Apple Pay Preferred By 67 Percent Of Retailers: Other Mobile Payment Methods Fall Short

Apple Pay is preferred by 67 percent of retailers recently surveyed, according to Investor’s Business Daily.

As mobile payment methods continue catch on, Apple Pay stands to dominate the market, according to current figures. The investment banking company, Piper Jaffray, surveyed 507 point-of-sale terminal providers, and 44 percent of their clients were either interested in implementing mobile payment systems, or already had them. Of that 44 percent, merchants preferred Apple Pay by 67 percent. Google Wallet and Android Pay, which use the same reader and algorithms, came in second, with 18 percent desiring either of those methods. PayPal (8 percent) and Samsung Pay (7 percent) trail by double digits when compared with the interest of the two leaders in the market.

Apple Pay is the preferred method of mobile payment
[Image via Jeff Callaway]

According to Piper Jaffray’s Gene Munster, merchants are capable of accepting multiple digital payment methods, but this is likely at a higher cost for implementation. As costs come down for the readers of these systems, merchants will likely adopt additional methods. However, early adoption of these systems is important, and Apple Pay seems to have a great advantage moving forward.

Munster also stated, “It is telling that PayPal, who has been the leader in digital payments, so significantly under-indexed Apple Pay and Android Pay.”

PayPal was a pioneer in the internet payment industry and is one of the world’s largest companies providing such a service. However, the company has been slow in developing a system that can be integrated into brick-and-mortar businesses.

Part of the reason that Apple and Android lead in this market is because they had an early vision of using their devices as a mobile payment system. While PayPal does have an app that works on these devices, it was not until recently that they shifted focus to payments outside of the internet.

China includes Apple Pay among its payment methods in Apple Stores.
[Photo by Mark Schiefelbein/AP Images]

The reason that Samsung, which already has mobile payment hardware developed (unlike PayPal), falls so far behind Android and Apple is puzzling. It would seem that it should at least come in third in expressed interest. Its low score may be caused by a slow start and lower name recognition than PayPal. However, agreements with financial institutions may also be a key factor.

According to, Samsung Pay and Apple Pay are both showing strong growth.

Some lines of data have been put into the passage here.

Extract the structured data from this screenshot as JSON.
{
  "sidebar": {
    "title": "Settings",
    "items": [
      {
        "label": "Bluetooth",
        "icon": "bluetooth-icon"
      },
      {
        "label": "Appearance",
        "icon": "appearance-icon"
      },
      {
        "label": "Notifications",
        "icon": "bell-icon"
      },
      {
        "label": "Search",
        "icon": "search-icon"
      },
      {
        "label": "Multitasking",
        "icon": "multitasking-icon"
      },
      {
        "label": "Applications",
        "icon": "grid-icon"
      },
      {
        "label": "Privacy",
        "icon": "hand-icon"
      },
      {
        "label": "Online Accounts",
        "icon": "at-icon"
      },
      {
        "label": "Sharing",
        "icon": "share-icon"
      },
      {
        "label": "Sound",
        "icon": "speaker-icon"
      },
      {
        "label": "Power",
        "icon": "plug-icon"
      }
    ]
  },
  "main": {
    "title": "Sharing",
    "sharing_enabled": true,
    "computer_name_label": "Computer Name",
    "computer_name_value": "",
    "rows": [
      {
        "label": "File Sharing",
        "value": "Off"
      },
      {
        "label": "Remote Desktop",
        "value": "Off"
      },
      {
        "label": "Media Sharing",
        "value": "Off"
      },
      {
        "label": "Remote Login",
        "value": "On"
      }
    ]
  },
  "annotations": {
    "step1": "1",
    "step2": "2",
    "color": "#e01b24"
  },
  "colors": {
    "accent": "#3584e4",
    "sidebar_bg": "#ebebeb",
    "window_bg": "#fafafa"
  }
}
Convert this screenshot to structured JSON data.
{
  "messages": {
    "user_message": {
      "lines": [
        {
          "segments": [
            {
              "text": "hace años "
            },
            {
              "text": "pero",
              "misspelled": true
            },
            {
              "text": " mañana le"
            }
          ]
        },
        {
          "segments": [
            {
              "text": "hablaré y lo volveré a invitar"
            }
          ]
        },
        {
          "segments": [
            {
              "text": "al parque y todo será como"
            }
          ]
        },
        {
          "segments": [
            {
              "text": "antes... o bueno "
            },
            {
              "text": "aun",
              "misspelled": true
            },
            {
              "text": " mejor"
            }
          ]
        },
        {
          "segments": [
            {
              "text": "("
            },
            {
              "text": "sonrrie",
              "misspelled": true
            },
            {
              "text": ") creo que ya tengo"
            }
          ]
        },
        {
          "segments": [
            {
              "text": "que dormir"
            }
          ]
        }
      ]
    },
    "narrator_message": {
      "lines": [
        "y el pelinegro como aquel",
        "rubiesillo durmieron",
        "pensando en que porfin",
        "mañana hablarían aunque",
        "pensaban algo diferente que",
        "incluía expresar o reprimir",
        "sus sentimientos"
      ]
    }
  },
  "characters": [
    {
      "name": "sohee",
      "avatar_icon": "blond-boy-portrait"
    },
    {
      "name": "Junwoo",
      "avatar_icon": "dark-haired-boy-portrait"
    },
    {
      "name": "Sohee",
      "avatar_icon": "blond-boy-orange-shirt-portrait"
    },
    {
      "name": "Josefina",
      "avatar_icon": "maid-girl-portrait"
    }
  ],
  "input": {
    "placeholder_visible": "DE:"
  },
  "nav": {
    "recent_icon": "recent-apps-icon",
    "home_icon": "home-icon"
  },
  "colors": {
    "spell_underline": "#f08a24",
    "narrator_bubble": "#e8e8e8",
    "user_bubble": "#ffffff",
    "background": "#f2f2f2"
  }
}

“Samsung Pay and Apple Pay both saw hefty expansions over the last week. Last Wednesday, Samsung Electronics announced that its mobile wallet will now accept Wells Fargo credit and debit cards. This expansion means Samsung Pay now supports payment cards from 70 financial institutions in the United States, which represents 70% of the debit and credit card market.”

In contrast, Apple has over 1,000 accepted institutions, and is set to add another 27 soon. This covers nearly all of the major institutions in the United States. So while Samsung is still busy trying to get card support, Apple is now focused on adding merchant acceptance. This explains why their merchant interest is so far above the others.

Business Insider notes that Apple got out of the gate early in the mobile payment market. Strong brand recognition and success in the market are also playing key roles in the push to becoming the most preferred digital payment method. Tim Cook and Eddy Cue introduced Apple Pay in a keynote address in 2014.

BI states, “Several retailers have reported a boost in mobile commerce thanks to Apple Pay… Staples has reported that its checkout times are 35 seconds faster on its mobile app with Apple Pay than when manually entering card information.”

Consumer and merchant adoption and a lowering of implementation costs are going to play pivotal roles in the future of digital wallets and point-of-sale integration. With more consumers and merchants willing to use these methods, each company will see growth and acceptance. However, with a lead as large as what Apple Pay is enjoying now, it is hard to envision them not being the most preferred method of in-store digital payment for the foreseeable future.